11235 - Frequent Values
04 Dec 2020 — Tags: segment_tree,data_structures — URLWithout loss of generality, assume there are at least three distinct numbers on a given range. We can abstract this range into three section:
- A prefix of number $x_1$.
- A middle section with different blocks of numbers $x_2, x_3, …$.

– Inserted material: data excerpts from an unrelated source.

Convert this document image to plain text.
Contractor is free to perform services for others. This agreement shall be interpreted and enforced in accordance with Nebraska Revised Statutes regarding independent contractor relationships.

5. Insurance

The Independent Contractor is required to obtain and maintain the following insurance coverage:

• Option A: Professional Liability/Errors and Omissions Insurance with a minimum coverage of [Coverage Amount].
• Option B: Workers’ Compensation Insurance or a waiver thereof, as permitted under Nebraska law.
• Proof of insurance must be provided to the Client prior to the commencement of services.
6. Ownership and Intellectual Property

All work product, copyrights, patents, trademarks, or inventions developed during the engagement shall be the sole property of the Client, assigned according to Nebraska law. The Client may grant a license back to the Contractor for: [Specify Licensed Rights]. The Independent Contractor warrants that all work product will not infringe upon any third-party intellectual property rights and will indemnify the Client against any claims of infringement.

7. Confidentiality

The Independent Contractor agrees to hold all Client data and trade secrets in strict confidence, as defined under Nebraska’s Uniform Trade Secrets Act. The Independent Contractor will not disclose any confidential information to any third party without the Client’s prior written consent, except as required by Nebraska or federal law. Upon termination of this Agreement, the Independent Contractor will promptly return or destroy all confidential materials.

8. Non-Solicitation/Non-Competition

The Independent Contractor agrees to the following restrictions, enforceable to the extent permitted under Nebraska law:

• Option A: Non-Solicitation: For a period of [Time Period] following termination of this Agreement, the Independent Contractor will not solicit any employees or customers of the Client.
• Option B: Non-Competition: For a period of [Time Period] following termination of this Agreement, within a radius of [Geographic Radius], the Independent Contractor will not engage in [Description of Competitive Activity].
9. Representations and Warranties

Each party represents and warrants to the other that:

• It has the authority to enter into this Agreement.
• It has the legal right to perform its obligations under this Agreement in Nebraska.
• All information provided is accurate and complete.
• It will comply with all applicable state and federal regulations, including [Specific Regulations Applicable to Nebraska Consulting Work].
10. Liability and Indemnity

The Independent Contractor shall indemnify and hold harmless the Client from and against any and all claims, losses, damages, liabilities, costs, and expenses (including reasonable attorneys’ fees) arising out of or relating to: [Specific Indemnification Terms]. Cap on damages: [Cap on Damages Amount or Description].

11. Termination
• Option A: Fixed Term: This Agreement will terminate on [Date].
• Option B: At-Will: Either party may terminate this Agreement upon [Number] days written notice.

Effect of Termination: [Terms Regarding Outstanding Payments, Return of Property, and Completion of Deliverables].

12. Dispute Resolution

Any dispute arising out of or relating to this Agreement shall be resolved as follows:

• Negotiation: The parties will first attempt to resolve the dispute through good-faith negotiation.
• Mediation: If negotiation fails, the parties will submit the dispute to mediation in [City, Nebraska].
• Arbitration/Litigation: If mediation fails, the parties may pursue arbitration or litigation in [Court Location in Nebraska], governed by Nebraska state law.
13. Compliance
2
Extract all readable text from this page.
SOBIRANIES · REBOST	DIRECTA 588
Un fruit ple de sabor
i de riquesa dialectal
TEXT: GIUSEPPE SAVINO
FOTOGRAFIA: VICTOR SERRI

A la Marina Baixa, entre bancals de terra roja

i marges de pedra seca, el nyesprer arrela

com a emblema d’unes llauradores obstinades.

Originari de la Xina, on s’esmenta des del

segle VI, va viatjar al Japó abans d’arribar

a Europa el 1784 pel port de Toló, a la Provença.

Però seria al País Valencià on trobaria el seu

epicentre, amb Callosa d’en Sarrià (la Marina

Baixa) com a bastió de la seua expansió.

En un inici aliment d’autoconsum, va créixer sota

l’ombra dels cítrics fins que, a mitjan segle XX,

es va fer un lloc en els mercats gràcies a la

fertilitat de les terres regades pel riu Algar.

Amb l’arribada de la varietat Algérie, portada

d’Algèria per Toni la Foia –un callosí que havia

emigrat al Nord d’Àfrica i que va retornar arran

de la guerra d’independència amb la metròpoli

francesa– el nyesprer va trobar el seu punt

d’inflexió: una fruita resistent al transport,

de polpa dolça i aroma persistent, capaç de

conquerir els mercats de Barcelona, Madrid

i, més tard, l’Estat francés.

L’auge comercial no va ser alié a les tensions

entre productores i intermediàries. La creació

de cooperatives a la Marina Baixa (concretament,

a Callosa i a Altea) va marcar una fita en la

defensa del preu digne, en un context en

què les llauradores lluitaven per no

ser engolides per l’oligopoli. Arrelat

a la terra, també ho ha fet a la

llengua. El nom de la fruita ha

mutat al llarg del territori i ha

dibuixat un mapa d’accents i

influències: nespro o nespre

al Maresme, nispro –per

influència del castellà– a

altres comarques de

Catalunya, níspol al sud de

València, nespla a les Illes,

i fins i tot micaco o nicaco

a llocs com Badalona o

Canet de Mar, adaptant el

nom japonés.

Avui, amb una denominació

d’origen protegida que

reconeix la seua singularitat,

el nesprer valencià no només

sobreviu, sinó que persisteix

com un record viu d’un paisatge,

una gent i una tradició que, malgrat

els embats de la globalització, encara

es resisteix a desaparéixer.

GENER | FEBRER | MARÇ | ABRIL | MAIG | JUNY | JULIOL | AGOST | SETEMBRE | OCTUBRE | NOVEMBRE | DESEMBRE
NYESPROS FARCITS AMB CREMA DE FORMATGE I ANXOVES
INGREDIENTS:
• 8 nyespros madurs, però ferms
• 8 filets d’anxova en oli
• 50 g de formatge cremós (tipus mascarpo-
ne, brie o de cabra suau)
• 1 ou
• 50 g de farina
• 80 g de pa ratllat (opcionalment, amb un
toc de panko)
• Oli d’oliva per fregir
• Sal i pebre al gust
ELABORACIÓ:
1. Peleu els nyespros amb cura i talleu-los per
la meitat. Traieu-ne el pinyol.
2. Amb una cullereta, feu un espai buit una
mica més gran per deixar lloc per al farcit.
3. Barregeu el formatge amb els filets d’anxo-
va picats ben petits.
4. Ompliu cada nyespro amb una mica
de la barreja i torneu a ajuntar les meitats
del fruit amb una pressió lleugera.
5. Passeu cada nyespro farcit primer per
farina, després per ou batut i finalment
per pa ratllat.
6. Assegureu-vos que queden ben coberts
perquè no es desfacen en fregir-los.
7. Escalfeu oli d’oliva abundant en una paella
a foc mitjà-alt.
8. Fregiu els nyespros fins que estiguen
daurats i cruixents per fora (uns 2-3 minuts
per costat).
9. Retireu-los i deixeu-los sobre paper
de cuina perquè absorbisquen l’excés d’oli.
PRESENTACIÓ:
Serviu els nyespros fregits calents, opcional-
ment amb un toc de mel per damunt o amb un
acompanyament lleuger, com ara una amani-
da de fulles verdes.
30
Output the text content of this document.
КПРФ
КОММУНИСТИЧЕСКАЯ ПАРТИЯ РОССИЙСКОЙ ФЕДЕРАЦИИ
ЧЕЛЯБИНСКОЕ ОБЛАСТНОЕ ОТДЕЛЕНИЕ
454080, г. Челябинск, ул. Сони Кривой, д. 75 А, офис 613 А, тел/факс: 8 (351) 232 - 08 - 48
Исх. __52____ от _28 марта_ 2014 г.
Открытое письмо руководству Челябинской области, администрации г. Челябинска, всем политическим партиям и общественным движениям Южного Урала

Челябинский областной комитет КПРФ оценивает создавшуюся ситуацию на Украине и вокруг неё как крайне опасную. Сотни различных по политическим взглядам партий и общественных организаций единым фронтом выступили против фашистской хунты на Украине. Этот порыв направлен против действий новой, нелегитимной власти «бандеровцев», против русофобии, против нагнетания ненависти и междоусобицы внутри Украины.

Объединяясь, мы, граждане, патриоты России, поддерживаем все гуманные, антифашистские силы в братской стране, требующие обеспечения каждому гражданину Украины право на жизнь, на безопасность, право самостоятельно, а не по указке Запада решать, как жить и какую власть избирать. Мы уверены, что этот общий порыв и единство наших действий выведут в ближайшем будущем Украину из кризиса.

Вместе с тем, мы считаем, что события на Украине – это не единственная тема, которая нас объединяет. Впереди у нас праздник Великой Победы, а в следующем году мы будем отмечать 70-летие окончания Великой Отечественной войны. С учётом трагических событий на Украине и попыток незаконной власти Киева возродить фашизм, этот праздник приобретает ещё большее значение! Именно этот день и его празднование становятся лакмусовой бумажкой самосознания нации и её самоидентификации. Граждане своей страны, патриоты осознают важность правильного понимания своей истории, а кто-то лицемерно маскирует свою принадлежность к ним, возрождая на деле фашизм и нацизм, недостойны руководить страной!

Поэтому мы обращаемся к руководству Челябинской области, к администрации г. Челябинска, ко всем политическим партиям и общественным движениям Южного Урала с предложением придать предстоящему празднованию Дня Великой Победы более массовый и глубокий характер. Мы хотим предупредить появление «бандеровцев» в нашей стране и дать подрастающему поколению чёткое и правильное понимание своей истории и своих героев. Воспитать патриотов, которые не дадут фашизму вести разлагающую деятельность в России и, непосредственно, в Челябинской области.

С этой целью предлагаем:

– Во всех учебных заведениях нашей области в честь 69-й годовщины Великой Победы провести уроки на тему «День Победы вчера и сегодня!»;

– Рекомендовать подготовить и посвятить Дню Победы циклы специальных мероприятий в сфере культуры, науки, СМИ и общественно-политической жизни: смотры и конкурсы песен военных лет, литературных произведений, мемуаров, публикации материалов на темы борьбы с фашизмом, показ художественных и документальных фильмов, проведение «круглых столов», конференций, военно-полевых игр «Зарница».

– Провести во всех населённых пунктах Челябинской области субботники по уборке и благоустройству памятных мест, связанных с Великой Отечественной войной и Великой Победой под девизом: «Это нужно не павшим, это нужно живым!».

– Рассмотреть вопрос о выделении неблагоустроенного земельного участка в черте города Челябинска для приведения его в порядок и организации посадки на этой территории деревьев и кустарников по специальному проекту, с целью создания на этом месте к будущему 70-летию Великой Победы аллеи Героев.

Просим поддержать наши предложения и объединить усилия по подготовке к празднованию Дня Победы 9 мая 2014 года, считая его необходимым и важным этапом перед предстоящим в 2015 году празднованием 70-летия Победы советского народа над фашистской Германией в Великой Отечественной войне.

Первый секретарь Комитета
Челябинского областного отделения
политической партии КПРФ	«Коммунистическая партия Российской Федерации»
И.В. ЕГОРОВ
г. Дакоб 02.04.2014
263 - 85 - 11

- A suffix of number $x_k$.
Where $k \geq 3$.
The key observation is that for the purpose of computing the most frequent number in a range, we only need a pair of the form $(cnt_x, x)$ for each of the three sections in our range, where $x$ is the most frequent number on that section and $cnt_x$ is its respective count.
Finding the count of the most frequent number on a range would be the same as taking the maximum of the three pairs.
We can maintain this information on a Segment Tree, where nodes store these three pairs. Merging nodes $u$ and $v%$ is straightforward:
- Prefix: prefix of $u$.
- Middle: the maximum of the middles in both nodes and the sum of the suffix of $u$ and prefix of $v$ if both are of the same number (otherwise, they are treated as separate blocks).
- Suffix: suffix of $v$.
Caution when merging two nodes that have less than 3 unique numbers.
Time complexity: $O(q \log{n})$
Memory complexity: $O(n)$
Click to show code.
using namespace std;
using ll = long long;
using ii = pair<int, int>;
using vi = vector<int>;
template <typename InputIterator,
typename T = typename iterator_traits<InputIterator>::value_type>
void read_n(InputIterator it, int n)
{
copy_n(istream_iterator<T>(cin), n, it);
}
template <typename T, typename Container = vector<T>>
struct SegmentTree
{
int n;
vector<T> t;
SegmentTree(Container &a) : n(a.size())
{
t.resize(4 * n);
build(a, 1, 0, n - 1);
}
void build(Container &a, int v, int tl, int tr)
{
if (tl == tr)
t[v] = T(a[tl]);
else
{
int tm = (tl + tr) / 2;
build(a, v * 2, tl, tm);
build(a, v * 2 + 1, tm + 1, tr);
t[v] = merge(t[v * 2], t[v * 2 + 1]);
}
}
inline T merge(T a, T b) { return a + b; }
T query(int v, int tl, int tr, int l, int r)
{
if (l > r)
return T();
if (l == tl and r == tr)
return t[v];
int tm = (tl + tr) / 2;
return merge(query(v * 2, tl, tm, l, min(r, tm)),
query(v * 2 + 1, tm + 1, tr, max(l, tm + 1), r));
}
};
struct Node
{
ii l, m, r;
Node() : l({0, 0}), m({0, 0}), r({0, 0}) {}
explicit Node(int x) : l({1, x}), m({1, x}), r({1, x}) {}
Node operator+(Node const &other) const
{
Node ans;
ans.l = l;
ans.r = other.r;
ans.m = max(m, other.m);
if (r.second == other.l.second)
ans.m = max(ans.m, {r.first + other.l.first, r.second});
else
ans.m = max({ans.m, ans.l, ans.r});
if (ans.l.second == ans.m.second)
ans.l = ans.m;
if (ans.r.second == ans.m.second)
ans.r = ans.m;
return ans;
}
int get(void) const { return max({l, m, r}).first; }
};
int main(void)
{
ios::sync_with_stdio(false), cin.tie(NULL);
int n, q;
while (cin >> n, n)
{
cin >> q;
vi a(n);
read_n(begin(a), n);
SegmentTree<Node, vi> st(a);
while (q--)
{
int i, j;
cin >> i >> j, i--, j--;
cout << st.query(1, 0, n - 1, i, j).get() << endl;
}
}
return 0;
}